Is legislation really the simplest way of educating people?

I’ve just sat through a couple of presentations on basic security and fire awareness. I expect anyone who is a member of a large organization has to do it regularly because that organization has a ‘duty of care’ and needs to be seen to be ticking the boxes. In the room were a whole bunch of students we have recruited for a university air squadron. I tried to watch the presentation with my empathy head on. Did all the jargon and abbreviations make sense? What was the assumed level of knowledge? Did the students walk out of the room better informed to the tune of 2 hours’ worth of air time ? Had the appropriate boxes been ticked? I suspect only the last answer could truthfully be ‘yes’. I asked a few students after the event what their experience was. Surprisingly they already knew about fire exits and protocol and they hadn’t had any such brief in their halls of residence.

It reminded me of a coaching presentation I went to a while ago given by a neuroscientist and education consultant. She had been asked by a company to review their learning and development package. It was all ‘on line’. The staff had to read the information and then tick boxes to show they could remember what they had just read. This consultant took one look at the course and nearly laughed as it was wholly inappropriate. She was pleased she stifled her mirth: the company had complete faith in the programme, yet in her opinion it was totally the wrong way to teach the manual skills…or indeed any skills. She relayed this story to us as a way of illustrating the benefit of understanding how we learn. Unfortunately, as I suggested to a general chorus of teeth sucking, a lot of companies aren’t interested in educating their staff: merely ticking the appropriate boxes.

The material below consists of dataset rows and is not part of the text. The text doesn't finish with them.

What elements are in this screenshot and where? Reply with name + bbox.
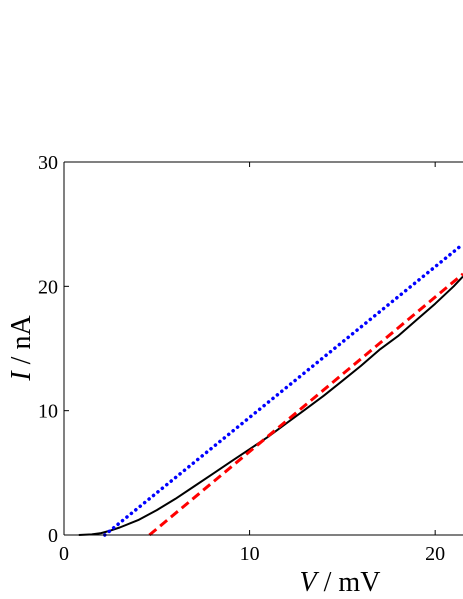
dashed-series-line [148,272,463,537]
y-tick-label: 20 [38,276,58,298]
series-layer [78,242,463,537]
y-tick-label: 30 [38,152,58,174]
x-tick-label: 10 [240,543,260,565]
ticks-layer: 0 10 20 0 10 20 30 [38,152,445,565]
y-axis-label: I / nA [6,315,37,382]
y-axis-unit: / nA [6,315,37,372]
y-tick-label: 10 [38,401,58,423]
y-axis-symbol: I [6,370,37,382]
x-tick-label: 20 [425,543,445,565]
x-axis-label: V / mV [300,567,381,598]
x-axis-symbol: V [300,567,320,598]
y-tick-label: 0 [48,525,58,547]
x-tick-label: 0 [59,543,69,565]
dotted-series-line [103,242,463,537]
axes-layer [63,161,463,536]
x-axis-unit: / mV [317,567,381,598]
solid-series-line [78,275,463,536]
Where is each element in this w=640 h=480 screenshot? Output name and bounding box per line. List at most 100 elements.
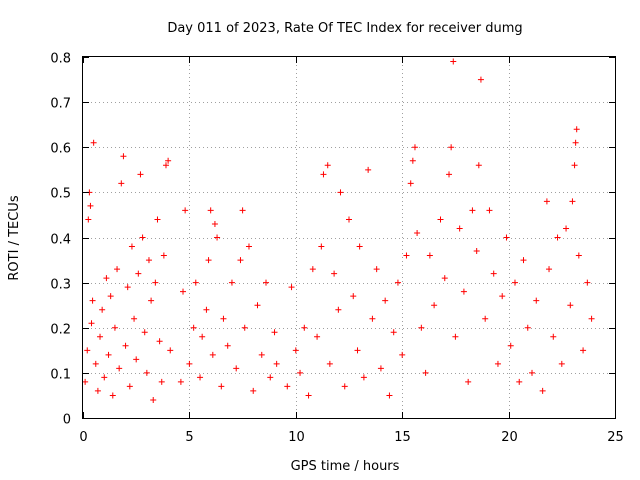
y-tick-label: 0: [63, 413, 71, 428]
data-point: [365, 166, 372, 173]
data-point: [207, 207, 214, 214]
data-point: [297, 369, 304, 376]
data-point: [411, 144, 418, 151]
data-point: [446, 171, 453, 178]
data-point: [90, 139, 97, 146]
x-tick-labels: 0 5 10 15 20 25: [79, 430, 623, 445]
data-point: [399, 351, 406, 358]
y-tick-label: 0.7: [50, 97, 71, 112]
data-point: [209, 351, 216, 358]
data-point: [418, 324, 425, 331]
data-point: [422, 369, 429, 376]
data-point: [473, 248, 480, 255]
data-point: [228, 279, 235, 286]
data-point: [499, 293, 506, 300]
data-point: [241, 324, 248, 331]
data-point: [452, 333, 459, 340]
data-point: [245, 243, 252, 250]
data-point: [126, 383, 133, 390]
data-point: [190, 324, 197, 331]
data-point: [131, 315, 138, 322]
data-point: [318, 243, 325, 250]
data-point: [218, 383, 225, 390]
data-point: [465, 378, 472, 385]
data-point: [271, 329, 278, 336]
data-point: [199, 333, 206, 340]
data-point: [431, 302, 438, 309]
data-point: [109, 392, 116, 399]
data-point: [456, 225, 463, 232]
data-point: [320, 171, 327, 178]
data-point: [258, 351, 265, 358]
data-point: [120, 153, 127, 160]
data-point: [107, 293, 114, 300]
data-point: [88, 320, 95, 327]
data-point: [263, 279, 270, 286]
data-point: [220, 315, 227, 322]
chart-title: Day 011 of 2023, Rate Of TEC Index for r…: [167, 21, 522, 36]
y-tick-label: 0.5: [50, 187, 71, 202]
data-point: [516, 378, 523, 385]
data-point: [390, 329, 397, 336]
data-point: [575, 252, 582, 259]
y-tick-label: 0.4: [50, 233, 71, 248]
x-tick-label: 20: [501, 430, 518, 445]
data-point: [350, 293, 357, 300]
data-point: [588, 315, 595, 322]
data-point: [237, 257, 244, 264]
data-point: [567, 302, 574, 309]
data-point: [267, 374, 274, 381]
data-point: [490, 270, 497, 277]
data-point: [182, 207, 189, 214]
data-point: [503, 234, 510, 241]
data-point: [239, 207, 246, 214]
data-point: [105, 351, 112, 358]
x-tick-label: 0: [79, 430, 87, 445]
data-point: [233, 365, 240, 372]
data-point: [118, 180, 125, 187]
data-point: [386, 392, 393, 399]
data-point: [94, 387, 101, 394]
data-point: [414, 229, 421, 236]
data-point: [211, 220, 218, 227]
data-point: [529, 369, 536, 376]
data-point: [133, 356, 140, 363]
data-point: [563, 225, 570, 232]
data-point: [160, 252, 167, 259]
data-point: [524, 324, 531, 331]
data-point: [116, 365, 123, 372]
y-axis-label: ROTI / TECUs: [7, 195, 22, 280]
data-point: [154, 216, 161, 223]
data-point: [324, 162, 331, 169]
data-point: [180, 288, 187, 295]
data-point: [103, 275, 110, 282]
data-point: [224, 342, 231, 349]
data-point: [507, 342, 514, 349]
data-point: [494, 360, 501, 367]
data-point: [369, 315, 376, 322]
data-point: [137, 171, 144, 178]
data-point: [284, 383, 291, 390]
data-point: [128, 243, 135, 250]
data-point: [143, 369, 150, 376]
data-point: [92, 360, 99, 367]
x-axis-label: GPS time / hours: [291, 459, 400, 474]
data-point: [584, 279, 591, 286]
data-point: [158, 378, 165, 385]
data-point: [477, 76, 484, 83]
data-point: [377, 365, 384, 372]
y-tick-label: 0.2: [50, 323, 71, 338]
data-point: [111, 324, 118, 331]
x-tick-label: 5: [185, 430, 193, 445]
data-point: [292, 347, 299, 354]
data-point: [573, 126, 580, 133]
data-point: [101, 374, 108, 381]
data-point: [145, 257, 152, 264]
data-point: [301, 324, 308, 331]
plot-frame: [82, 56, 616, 419]
y-tick-label: 0.8: [50, 52, 71, 67]
data-point: [197, 374, 204, 381]
data-point: [554, 234, 561, 241]
data-point: [437, 216, 444, 223]
data-point: [543, 198, 550, 205]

The same happened to me when I was in Jordan with the British military. We had to do a bit of driving on the local roads. As Jordanians drive on the left someone had decided that we should all take the European driving matrix test: a multiple choice test of our knowledge of the highway codes in north west Europe, specifically tailored for servicemen driving to and from their former bases in Germany. The test was really picky and it took all of us about 3 hours to find a fully correct solution. The Jordanian roads bore barely any likeness. Rights of way were, at best, arbitrary and traffic progressed through the capital, Amman, with a sort of Brownian motion. As I was cut up on a roundabout for the eight time I felt really pleased that I knew the Dutch rules for carrying children in the front seat.
I have no doubt that the aspiration behind legislation is thoroughly admirable but but sometimes the thinking seems to be flawed or badly applied. There is a natural tension between safety and output and this tension needs to be maintained, just like a suspension bridge or trampoline. Without safety legislation a company’s output becomes all encompassing. Safety legislation is there to protect the work force but quite a few managers try and avoid their responsibilities by shifting all the work onto the work force. In bureaucracies, without any valid measure of output, safety legislation swamps any focus on the output and again the hierarchy gently shifts the workload to the workforce.

Equality and diversity legislation is subtly different. Most bureaucracies think their responsibilities stop when they have taught the workforce about not discriminating against each other. Diversity, though, as the smart agile companies have discovered, is about far more: embracing the diversity of ideas, values and thinking that the employees bring to the company. Legislation says you must treat everyone equally; common sense says you should celebrate the differences.

It’s just a thought. Next time you’re tempted to lay down a rule, stop and ask yourself what you’re trying to achieve or prevent. Achieving something is about employing the growth mindset; rules are superfluous. Preventing or stopping something is a fixed mindset approach which leads eventually to stagnation.